Nul ne nie, sous ce rapport, les avantages que les garanties judiciaires procurent sur le plan juridique, social, économique mais aussi psychologique. Car les magistrats, tant du siège que du parquet, sont tenus du fait de leurs missions de protection des droits et libertés, d’instauration de la sécurité judiciaire et d’application de la loi, de prendre des mesures conformes à la loi et de rendre des jugements équitables, que ce soit lors de l’examen du volet délictuel des infractions ou lorsqu’ils statuent sur les affaires administratives portées contre les décisions administratives ou lorsque vient à être soulevée la question de la responsabilité d’un établissement public dans le domaine de l’urbanisme et de la construction. Ainsi, plus les mesures entreprises et les décisions judiciaires rendues à ce sujet sont conformes aux lois, et aptes à réaliser la justice, plus ils contribueront à l’atteinte de la paix sociale, à la préservation de l’autorité de l’Etat et de ses institutions et au renforcement des relations des citoyens avec les institutions et leur confiance en elles.

Il n’y a nul doute que la présente conférence sera, dans cette perspective, l’occasion opportune pour entamer une discussion transparente et responsable, échanger les avis pertinents, décortiquer les problématiques soulevées et trouver le moyen de les résoudre d’une manière permettant d’équilibrer entre les droits des citoyennes et citoyens et l’intérêt public et de préserver l’ordre public dans le domaine de l’urbanisme et de la construction. Les résultats et les recommandations de cette conférence permettront en outre de trouver des solutions à certains problèmes pragmatiques auxquels font face les applicateurs de la loi et les justiciables.

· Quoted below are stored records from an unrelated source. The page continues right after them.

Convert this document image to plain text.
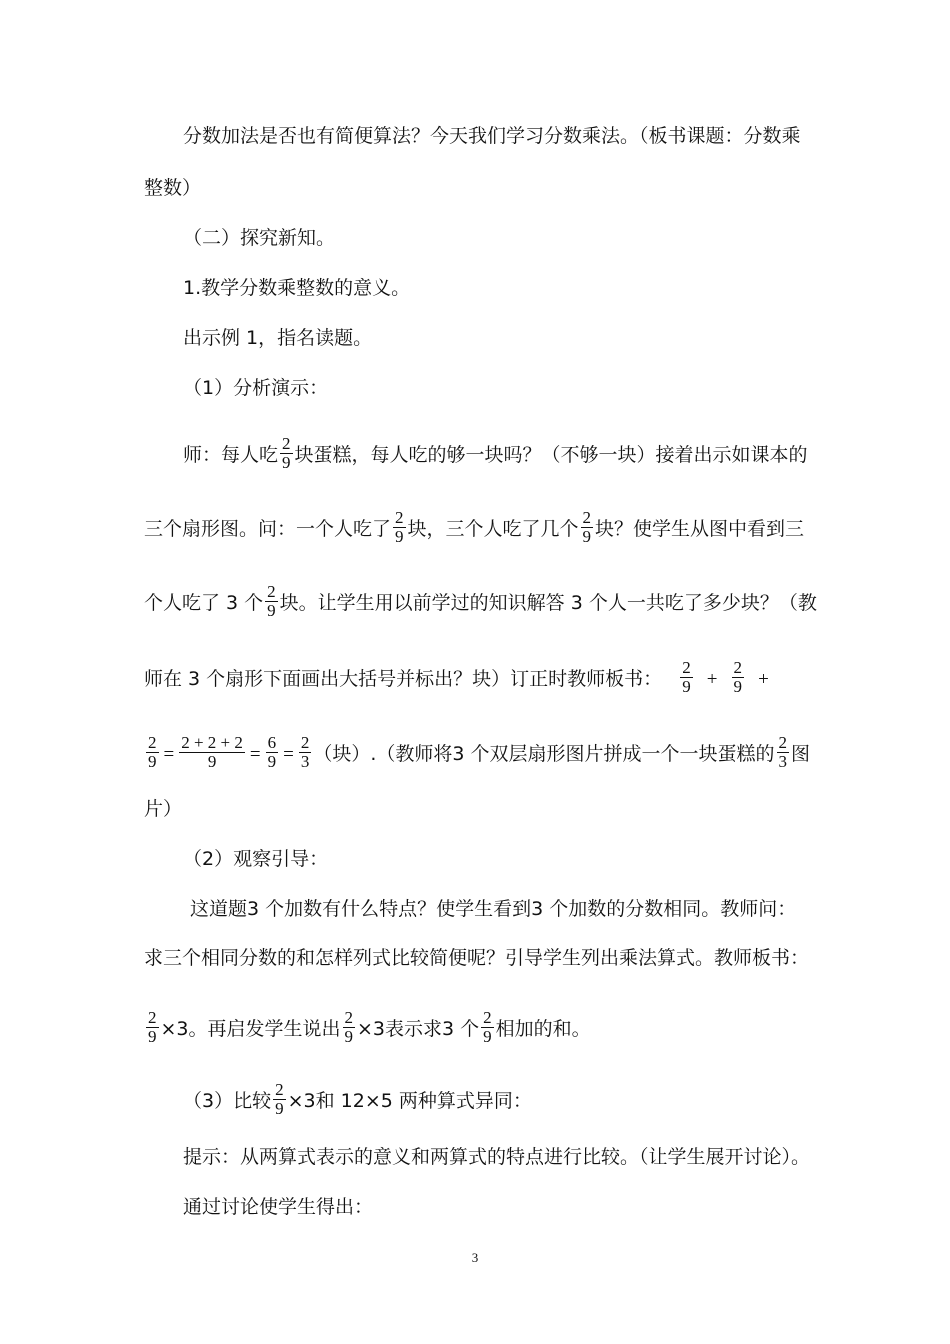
分数加法是否也有简便算法？今天我们学习分数乘法。（板书课题：分数乘
整数）
（二）探究新知。
1.教学分数乘整数的意义。
出示例 1，指名读题。
（1）分析演示：
师：每人吃 $\frac{2}{9}$ 块蛋糕，每人吃的够一块吗？（不够一块）接着出示如课本的
三个扇形图。问：一个人吃了 $\frac{2}{9}$ 块，三个人吃了几个 $\frac{2}{9}$ 块？使学生从图中看到三
个人吃了 3 个 $\frac{2}{9}$ 块。让学生用以前学过的知识解答 3 个人一共吃了多少块？（教
师在 3 个扇形下面画出大括号并标出？块）订正时教师板书： $\frac{2}{9} + \frac{2}{9}$ +
$\frac{2}{9} = \frac{2 + 2 + 2}{9} = \frac{6}{9} = \frac{2}{3}$ （块）.（教师将3 个双层扇形图片拼成一个一块蛋糕的 $\frac{2}{3}$ 图
片）
（2）观察引导：
这道题3 个加数有什么特点？使学生看到3 个加数的分数相同。教师问：
求三个相同分数的和怎样列式比较简便呢？引导学生列出乘法算式。教师板书：
$\frac{2}{9} \times 3$。再启发学生说出 $\frac{2}{9} \times 3$表示求3 个 $\frac{2}{9}$ 相加的和。
（3）比较 $\frac{2}{9} \times 3$和 12×5 两种算式异同：
提示：从两算式表示的意义和两算式的特点进行比较。（让学生展开讨论）。
通过讨论使学生得出：
3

Je salue par ailleurs le travail du comité d’organisation et son choix des axes précis et cohérents de cette conférence nationale, fait dans le cadre d’une approche participative reflétant la volonté certaine d’établir des liens de communication et de coopération constructive entre les différents acteurs du domaine. Aussi, le statut élevé des intervenants, d’une part, leur niveau académique et professionnel et la nature des sujets traités, si l’on garde à l’esprit les approches scientifique et pragmatique, et les acteurs judiciaires et administratifs participant à cette conférence, de l’autre, contribuerons sans doute au bon déroulement de celle-ci.

Je souligne également la détermination du Conseil Supérieur du Pouvoir Judiciaire d’aller de l’avant dans son ouverture sur toutes les actions officielles et associatives, et sa disposition à l’écoute, au discours, à l’analyse et à l’évaluation conjoints dans le but de remédier aux difficultés et de consacrer les bonnes pratiques administratives et judiciaires, pour consolider l’Etat de droit et des institutions, sauvegarder les droits et libertés et participer au renforcement des apports du modèle démocratique développementaliste marocain, sous le règne éclairé de Sa Majesté le Roi Mohammed VI, que Dieu l’assiste.

Je vous souhaite beaucoup de succès, Wa Assalamou alaykoun wa rahmatou Allah.